La abogada está sentada frente a la mesa. Marta de pie, a su espalda, no se ven. La confianza de años de trabajo en común es suficiente para saber cómo están las tripas de Catalina en esa situación.

Mientras esperan, el magistrado le ofrece un cigarrillo que toma como bálsamo. “¡Buena idea, señoría!”. El humo viaja por el aire en ese pequeño espacio, oscuro y antiguo, incluso lúgubre.

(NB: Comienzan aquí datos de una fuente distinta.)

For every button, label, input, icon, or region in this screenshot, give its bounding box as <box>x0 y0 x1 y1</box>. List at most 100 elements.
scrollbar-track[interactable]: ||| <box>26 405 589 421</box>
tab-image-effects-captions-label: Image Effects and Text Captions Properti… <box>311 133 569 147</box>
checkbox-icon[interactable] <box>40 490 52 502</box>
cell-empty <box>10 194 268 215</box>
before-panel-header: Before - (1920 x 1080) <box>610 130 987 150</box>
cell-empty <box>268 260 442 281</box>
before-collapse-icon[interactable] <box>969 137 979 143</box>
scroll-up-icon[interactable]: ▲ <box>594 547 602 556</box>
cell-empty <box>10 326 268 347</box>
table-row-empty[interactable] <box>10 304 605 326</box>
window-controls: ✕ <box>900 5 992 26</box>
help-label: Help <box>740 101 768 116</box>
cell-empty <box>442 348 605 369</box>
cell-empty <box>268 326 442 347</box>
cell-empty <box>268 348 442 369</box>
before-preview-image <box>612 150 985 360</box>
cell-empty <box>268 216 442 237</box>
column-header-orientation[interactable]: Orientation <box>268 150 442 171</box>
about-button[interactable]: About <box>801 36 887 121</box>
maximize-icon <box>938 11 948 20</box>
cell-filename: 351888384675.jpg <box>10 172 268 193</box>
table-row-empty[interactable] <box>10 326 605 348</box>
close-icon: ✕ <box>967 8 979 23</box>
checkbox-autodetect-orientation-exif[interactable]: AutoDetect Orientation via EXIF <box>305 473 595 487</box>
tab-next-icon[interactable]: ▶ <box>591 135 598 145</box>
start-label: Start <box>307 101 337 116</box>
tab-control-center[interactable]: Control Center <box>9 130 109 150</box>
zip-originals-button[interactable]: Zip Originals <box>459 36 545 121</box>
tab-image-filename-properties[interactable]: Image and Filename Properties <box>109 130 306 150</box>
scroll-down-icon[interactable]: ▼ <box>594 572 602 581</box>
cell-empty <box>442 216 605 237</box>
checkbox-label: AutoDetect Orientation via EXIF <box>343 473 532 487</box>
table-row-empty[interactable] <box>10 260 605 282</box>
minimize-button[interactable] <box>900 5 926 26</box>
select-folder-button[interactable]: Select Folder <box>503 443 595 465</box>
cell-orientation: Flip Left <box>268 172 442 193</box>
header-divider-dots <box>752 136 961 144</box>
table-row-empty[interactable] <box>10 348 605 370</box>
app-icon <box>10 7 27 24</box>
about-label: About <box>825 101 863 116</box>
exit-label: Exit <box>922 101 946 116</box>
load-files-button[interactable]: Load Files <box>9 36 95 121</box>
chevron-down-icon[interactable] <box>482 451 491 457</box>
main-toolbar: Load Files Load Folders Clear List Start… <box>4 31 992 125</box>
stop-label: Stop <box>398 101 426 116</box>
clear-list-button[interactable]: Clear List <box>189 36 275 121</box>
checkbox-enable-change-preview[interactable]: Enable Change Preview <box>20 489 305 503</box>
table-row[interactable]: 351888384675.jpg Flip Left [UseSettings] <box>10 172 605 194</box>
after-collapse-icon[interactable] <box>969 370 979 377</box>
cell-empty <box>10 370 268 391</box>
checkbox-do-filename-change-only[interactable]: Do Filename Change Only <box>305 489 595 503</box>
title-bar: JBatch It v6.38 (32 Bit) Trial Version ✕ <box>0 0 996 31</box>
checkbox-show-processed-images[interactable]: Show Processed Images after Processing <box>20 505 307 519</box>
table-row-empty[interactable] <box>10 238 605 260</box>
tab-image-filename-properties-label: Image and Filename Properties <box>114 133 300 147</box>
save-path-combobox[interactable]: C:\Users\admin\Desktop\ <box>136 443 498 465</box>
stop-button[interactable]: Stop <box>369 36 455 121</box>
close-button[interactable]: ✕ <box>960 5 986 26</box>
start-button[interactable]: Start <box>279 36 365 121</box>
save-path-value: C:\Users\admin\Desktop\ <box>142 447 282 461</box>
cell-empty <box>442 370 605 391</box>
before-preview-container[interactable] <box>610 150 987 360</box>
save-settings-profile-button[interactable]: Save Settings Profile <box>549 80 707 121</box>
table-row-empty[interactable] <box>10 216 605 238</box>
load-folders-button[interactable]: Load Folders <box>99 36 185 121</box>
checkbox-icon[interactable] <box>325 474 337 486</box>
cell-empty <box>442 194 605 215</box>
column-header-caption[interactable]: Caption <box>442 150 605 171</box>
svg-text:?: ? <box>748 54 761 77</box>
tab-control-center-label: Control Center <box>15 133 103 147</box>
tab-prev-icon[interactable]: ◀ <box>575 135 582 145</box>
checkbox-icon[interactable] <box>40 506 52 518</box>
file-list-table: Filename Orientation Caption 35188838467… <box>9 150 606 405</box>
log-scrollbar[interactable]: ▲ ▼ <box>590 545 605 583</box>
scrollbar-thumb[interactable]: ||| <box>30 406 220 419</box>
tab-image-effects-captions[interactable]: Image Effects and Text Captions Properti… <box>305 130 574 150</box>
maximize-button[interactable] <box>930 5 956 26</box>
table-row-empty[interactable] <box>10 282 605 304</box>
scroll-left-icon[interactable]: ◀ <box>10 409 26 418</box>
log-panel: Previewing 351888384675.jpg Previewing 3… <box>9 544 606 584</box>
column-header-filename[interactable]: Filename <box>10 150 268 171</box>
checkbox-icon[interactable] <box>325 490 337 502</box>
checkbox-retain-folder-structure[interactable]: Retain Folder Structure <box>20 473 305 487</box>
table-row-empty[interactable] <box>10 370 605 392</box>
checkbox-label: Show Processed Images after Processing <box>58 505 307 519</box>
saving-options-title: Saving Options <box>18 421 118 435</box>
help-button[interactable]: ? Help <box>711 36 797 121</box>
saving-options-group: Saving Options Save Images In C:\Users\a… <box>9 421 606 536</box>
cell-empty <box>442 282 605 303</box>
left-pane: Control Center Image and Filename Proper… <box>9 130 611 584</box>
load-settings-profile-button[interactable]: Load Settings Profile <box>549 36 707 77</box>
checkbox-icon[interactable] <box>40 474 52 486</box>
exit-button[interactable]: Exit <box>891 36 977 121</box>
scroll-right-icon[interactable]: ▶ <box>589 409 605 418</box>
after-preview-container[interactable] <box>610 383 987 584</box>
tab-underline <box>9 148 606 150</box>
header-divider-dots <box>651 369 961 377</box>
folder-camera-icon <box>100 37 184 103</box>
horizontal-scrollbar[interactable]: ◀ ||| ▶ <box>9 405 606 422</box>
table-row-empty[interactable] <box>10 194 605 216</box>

El tormentoso día opaca el gran ventanal y la luz artificial no consigue abrazar la penumbra del lugar.

El juez se dedica a firmar varios documentos que tiene apilados, dentro de un cierto orden, levanta la mirada y sigue con lo suyo. La tensión de Catalina es imperceptible para los demás, sin embargo, su intelecto va a 3 mil por hora y su cuerpo está rígido como un palo. Intenta adivinar la reacción de Ramón. “¿Se sacará un as de la manga?”. No sería la primera vez. Su contrincante, aunque conocido, es colosal.

Al salir del edificio, cuatro horas después, la fina lluvia la obliga a abrir el paraguas. Acaricia de manera inconsciente la leyenda inscrita en el mango. Dentro de lo que cabe, el clima ha mejorado, o quizás ella se sienta impermeable, como las gotas que golpean y rebotan con suavidad en el paraguas mientras pasea. La mezcla de satisfacción por el trabajo bien hecho y el agotamiento tras esa durísima y tensa reunión, la envuelven en un estado de oportuna embriaguez que provoca, al menos en ese intervalo, que los problemas reboten. La “Operación Fresia” ya no es asunto suyo.